Alzheimer’s Disease Recognition Based on Adaptive Graph Normalization Flow for Incomplete Multimodal Data Fusion
摘要
Multimodal data holds significant value in the diagnosis of Alzheimer’s disease (AD). However, in real-world applications, factors such as privacy protection, acquisition costs, and sensor failures often lead to data missingness, posing challenges for incomplete multimodal learning. Currently the artificial intelligence-based diagnostic methods for AD on incomplete multimodal data have gained increasing attention. However, existing approaches typically overlook modality distribution discrepancies and suffer from severe performance degradation under recovery paradigms lacking reconstruction experience.
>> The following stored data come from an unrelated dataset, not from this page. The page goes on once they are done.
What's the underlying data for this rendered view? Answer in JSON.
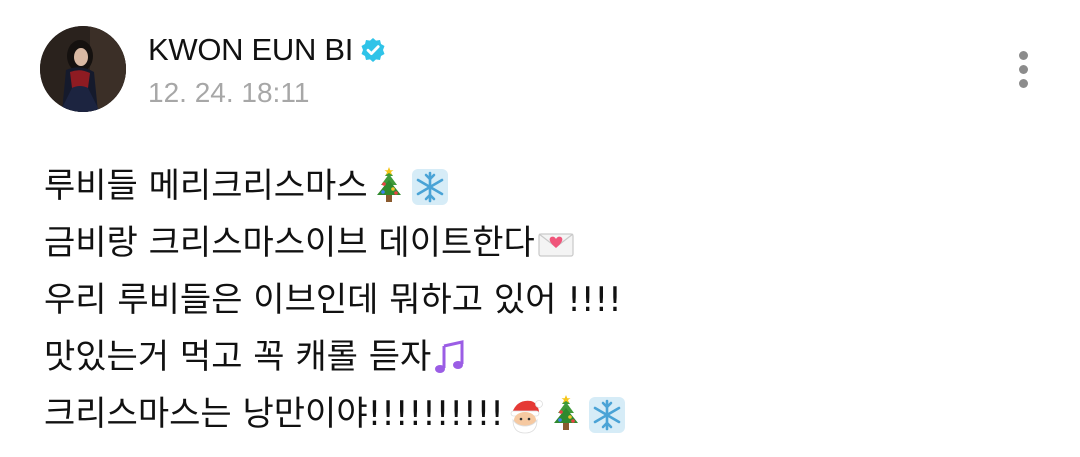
{
  "author": {
    "name": "KWON EUN BI",
    "verified_color": "#2fc3e8"
  },
  "timestamp": "12. 24. 18:11",
  "menu": {
    "icon": "more-vertical-icon"
  },
  "post": {
    "lines": [
      {
        "text": "루비들 메리크리스마스",
        "emojis": [
          "christmas-tree-icon",
          "snowflake-icon"
        ]
      },
      {
        "text": "금비랑 크리스마스이브 데이트한다",
        "emojis": [
          "love-letter-icon"
        ]
      },
      {
        "text": "우리 루비들은 이브인데 뭐하고 있어 !!!!",
        "emojis": []
      },
      {
        "text": "맛있는거 먹고 꼭 캐롤 듣자",
        "emojis": [
          "musical-notes-icon"
        ]
      },
      {
        "text": "크리스마스는 낭만이야!!!!!!!!!!",
        "emojis": [
          "santa-icon",
          "christmas-tree-icon",
          "snowflake-icon"
        ]
      }
    ]
  }
}
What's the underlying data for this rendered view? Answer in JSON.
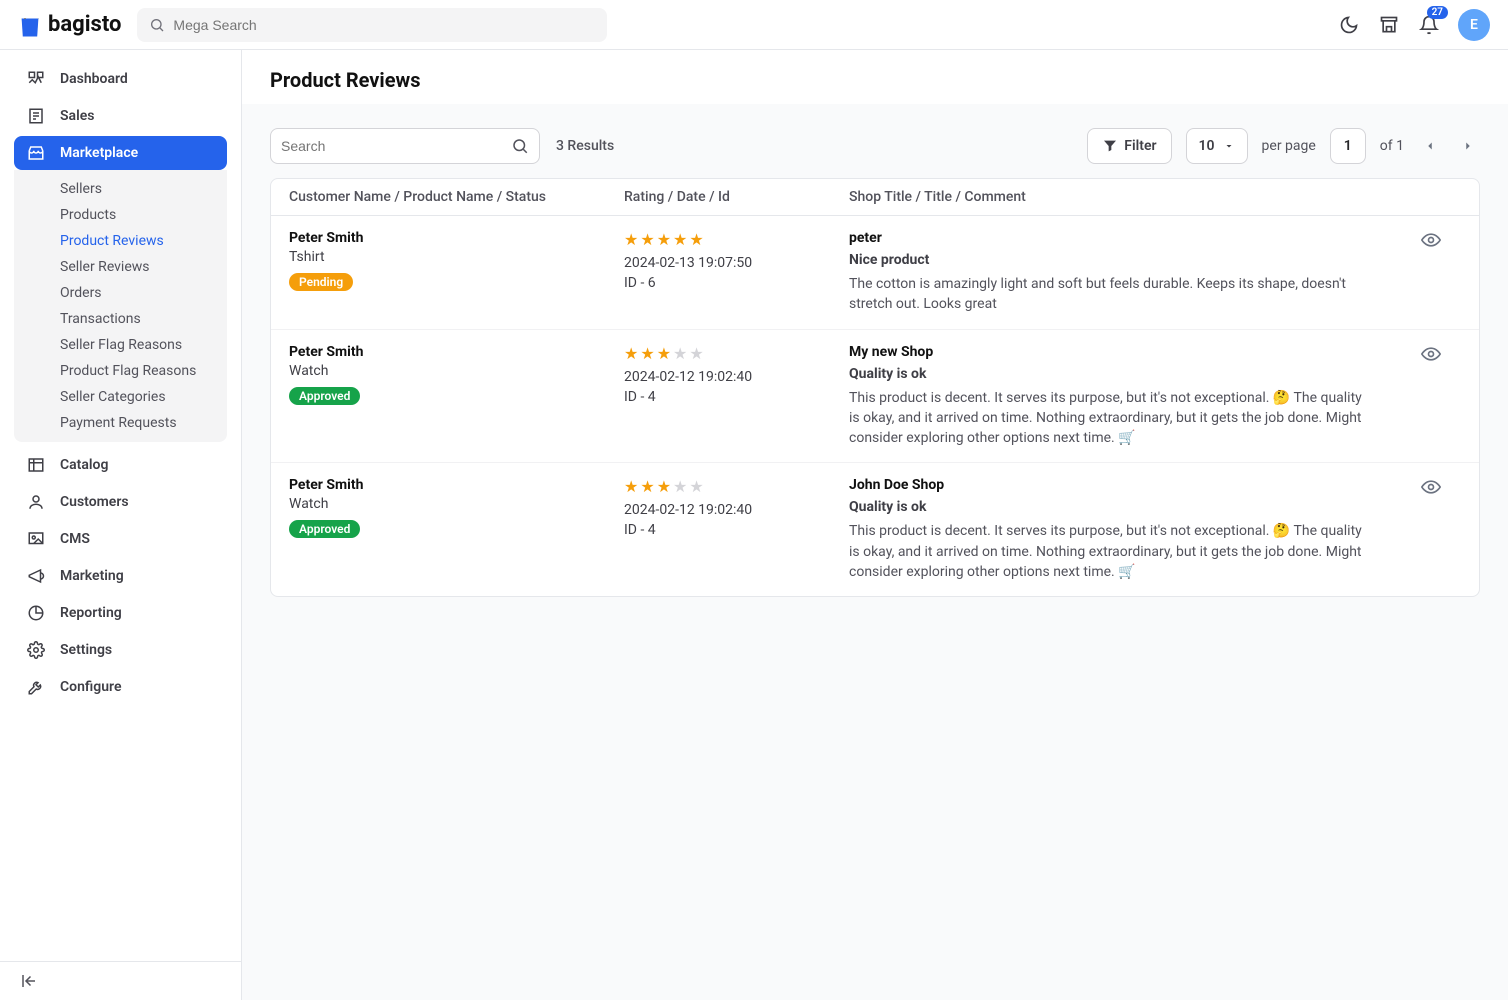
{
  "header": {
    "brand": "bagisto",
    "mega_search_placeholder": "Mega Search",
    "notification_count": "27",
    "avatar_initial": "E"
  },
  "sidebar": {
    "items": [
      {
        "label": "Dashboard",
        "icon": "dashboard"
      },
      {
        "label": "Sales",
        "icon": "sales"
      },
      {
        "label": "Marketplace",
        "icon": "marketplace",
        "active": true,
        "children": [
          {
            "label": "Sellers"
          },
          {
            "label": "Products"
          },
          {
            "label": "Product Reviews",
            "active": true
          },
          {
            "label": "Seller Reviews"
          },
          {
            "label": "Orders"
          },
          {
            "label": "Transactions"
          },
          {
            "label": "Seller Flag Reasons"
          },
          {
            "label": "Product Flag Reasons"
          },
          {
            "label": "Seller Categories"
          },
          {
            "label": "Payment Requests"
          }
        ]
      },
      {
        "label": "Catalog",
        "icon": "catalog"
      },
      {
        "label": "Customers",
        "icon": "customers"
      },
      {
        "label": "CMS",
        "icon": "cms"
      },
      {
        "label": "Marketing",
        "icon": "marketing"
      },
      {
        "label": "Reporting",
        "icon": "reporting"
      },
      {
        "label": "Settings",
        "icon": "settings"
      },
      {
        "label": "Configure",
        "icon": "configure"
      }
    ]
  },
  "page": {
    "title": "Product Reviews",
    "search_placeholder": "Search",
    "results_label": "3 Results",
    "filter_label": "Filter",
    "per_page_value": "10",
    "per_page_label": "per page",
    "current_page": "1",
    "of_label": "of 1",
    "columns": {
      "a": "Customer Name / Product Name / Status",
      "b": "Rating / Date / Id",
      "c": "Shop Title / Title / Comment"
    },
    "rows": [
      {
        "customer": "Peter Smith",
        "product": "Tshirt",
        "status": "Pending",
        "status_class": "status-pending",
        "rating": 5,
        "date": "2024-02-13 19:07:50",
        "id": "ID - 6",
        "shop": "peter",
        "title": "Nice product",
        "comment": "The cotton is amazingly light and soft but feels durable. Keeps its shape, doesn't stretch out. Looks great"
      },
      {
        "customer": "Peter Smith",
        "product": "Watch",
        "status": "Approved",
        "status_class": "status-approved",
        "rating": 3,
        "date": "2024-02-12 19:02:40",
        "id": "ID - 4",
        "shop": "My new Shop",
        "title": "Quality is ok",
        "comment": "This product is decent. It serves its purpose, but it's not exceptional. 🤔 The quality is okay, and it arrived on time. Nothing extraordinary, but it gets the job done. Might consider exploring other options next time. 🛒"
      },
      {
        "customer": "Peter Smith",
        "product": "Watch",
        "status": "Approved",
        "status_class": "status-approved",
        "rating": 3,
        "date": "2024-02-12 19:02:40",
        "id": "ID - 4",
        "shop": "John Doe Shop",
        "title": "Quality is ok",
        "comment": "This product is decent. It serves its purpose, but it's not exceptional. 🤔 The quality is okay, and it arrived on time. Nothing extraordinary, but it gets the job done. Might consider exploring other options next time. 🛒"
      }
    ]
  }
}
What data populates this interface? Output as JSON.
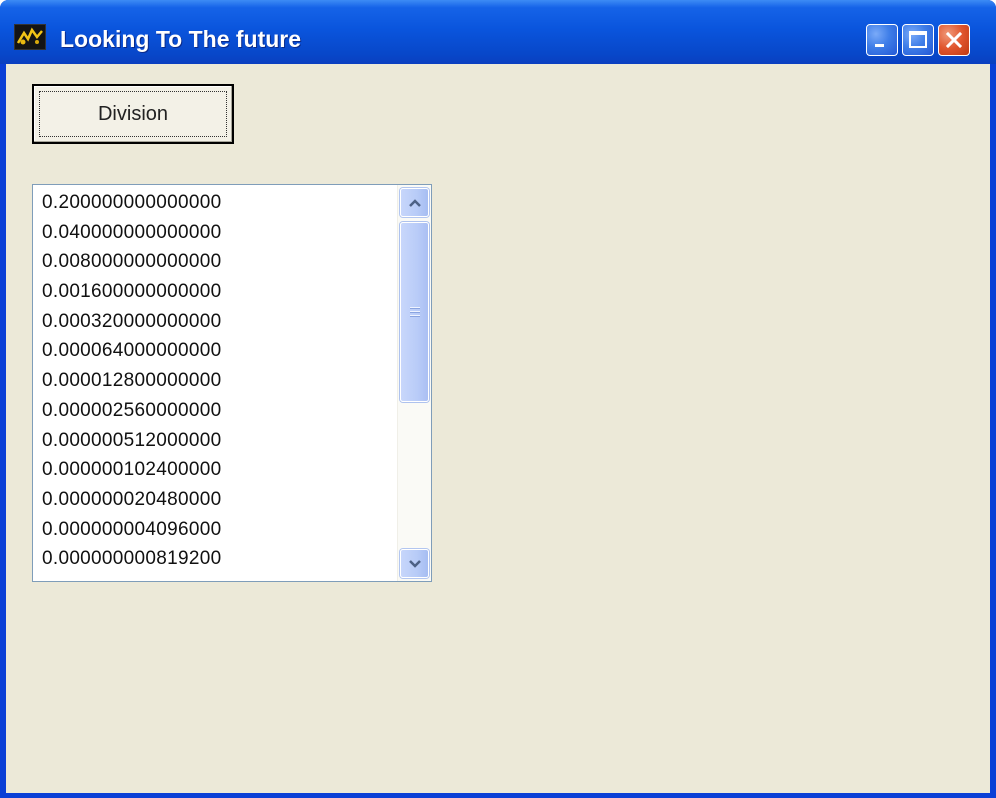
{
  "window": {
    "title": "Looking To The future",
    "app_icon": "app-icon",
    "controls": [
      "minimize-icon",
      "maximize-icon",
      "close-icon"
    ]
  },
  "toolbar": {
    "division_label": "Division"
  },
  "list": {
    "items": [
      "0.200000000000000",
      "0.040000000000000",
      "0.008000000000000",
      "0.001600000000000",
      "0.000320000000000",
      "0.000064000000000",
      "0.000012800000000",
      "0.000002560000000",
      "0.000000512000000",
      "0.000000102400000",
      "0.000000020480000",
      "0.000000004096000",
      "0.000000000819200"
    ]
  },
  "colors": {
    "titlebar": "#0a55dd",
    "client_bg": "#ece9d8",
    "close_button": "#e0552d",
    "list_border": "#7f9db9"
  }
}
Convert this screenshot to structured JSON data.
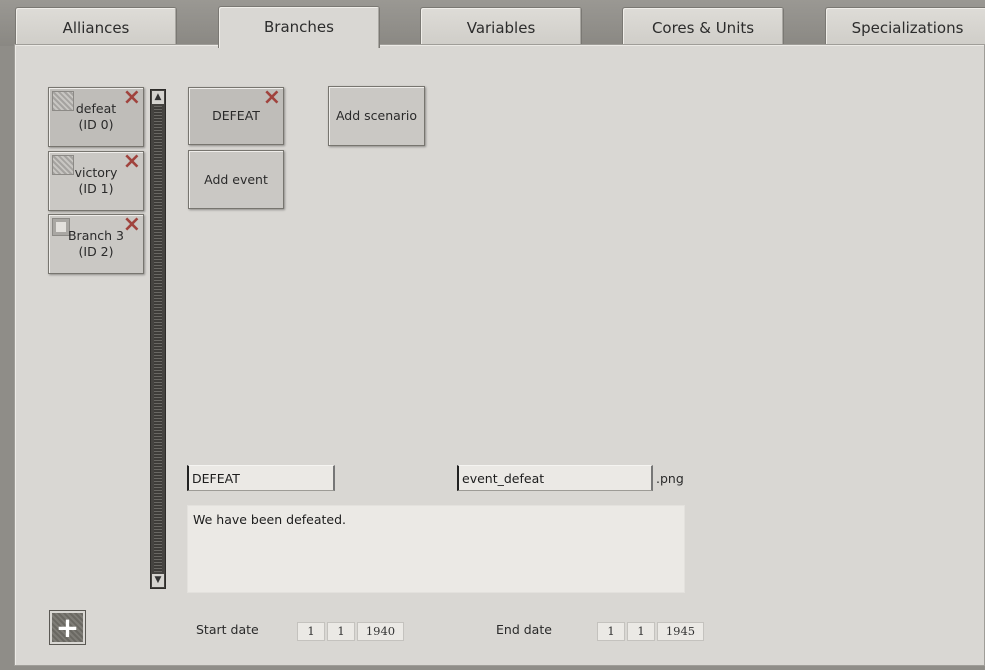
{
  "tabs": [
    {
      "label": "Alliances"
    },
    {
      "label": "Branches"
    },
    {
      "label": "Variables"
    },
    {
      "label": "Cores & Units"
    },
    {
      "label": "Specializations"
    }
  ],
  "branches": [
    {
      "name": "defeat",
      "id": "(ID 0)"
    },
    {
      "name": "victory",
      "id": "(ID 1)"
    },
    {
      "name": "Branch 3",
      "id": "(ID 2)"
    }
  ],
  "events": {
    "selected_label": "DEFEAT",
    "add_event_label": "Add event",
    "add_scenario_label": "Add scenario"
  },
  "editor": {
    "event_name": "DEFEAT",
    "image_name": "event_defeat",
    "image_ext": ".png",
    "description": "We have been defeated."
  },
  "dates": {
    "start_label": "Start date",
    "start_day": "1",
    "start_month": "1",
    "start_year": "1940",
    "end_label": "End date",
    "end_day": "1",
    "end_month": "1",
    "end_year": "1945"
  },
  "icons": {
    "delete": "×",
    "scroll_up": "▲",
    "scroll_down": "▼",
    "add": "+"
  }
}
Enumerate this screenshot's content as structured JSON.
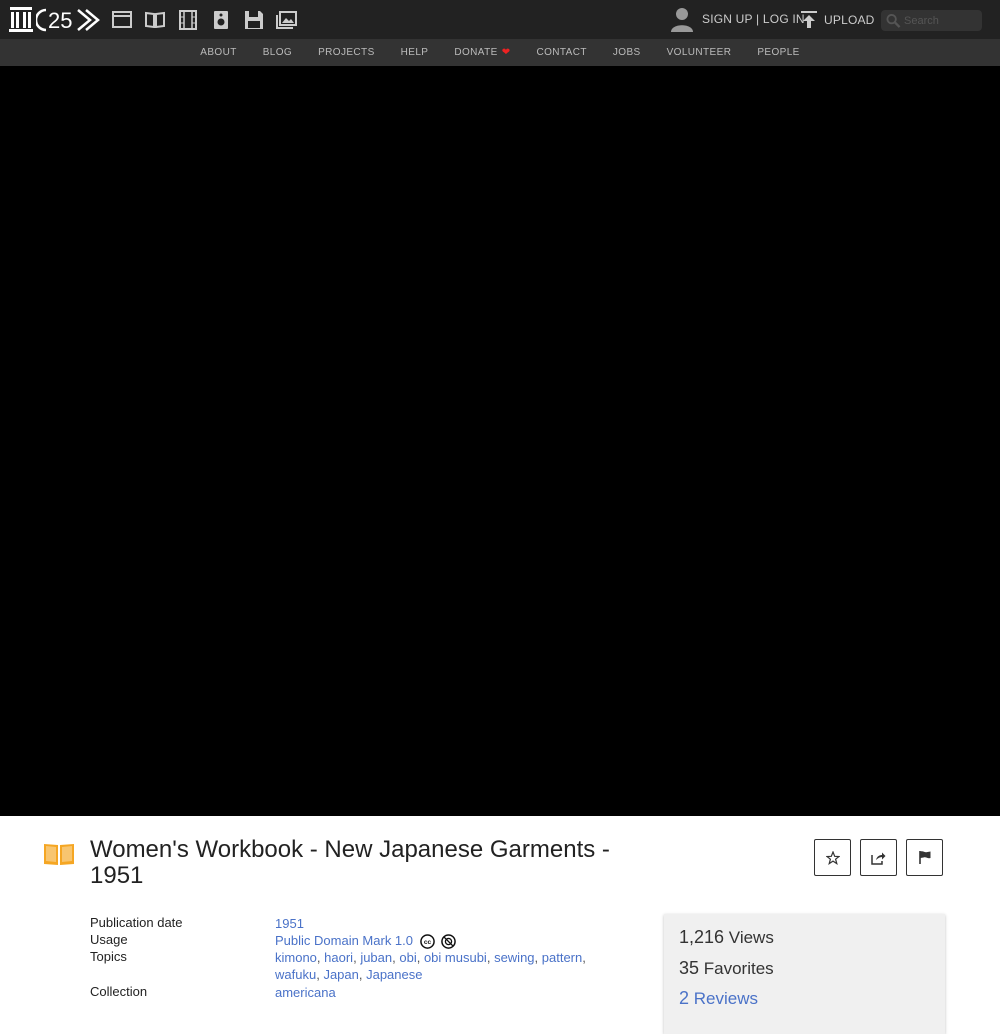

To address this challenge, we propose an Adaptive Graph Distribution Consistency Modal Recovery Network Based on Normalizing Flows (AGDiC) to tackle incomplete multimodal learning in neuroimaging. We develop a novel framework integrating adaptive graph learning with normalizing flows and a modality regularization strategy. This framework focuses adaptive graph attention features on modality distributions while ensuring distribution consistency of recovered data, and employs masked cross-attention to facilitate multimodal fusion. Unlike conventional methods, our model can handle arbitrary modality missingness during both training and inference phases without relying on reconstruction experience. Extensive experiments are conducted using three neuroimaging modalities from the ADNI dataset: sMRI, fMRI and PET. Results demonstrate that our method achieves state-of-the-art performance and exhibits remarkable stability across various random missing rates.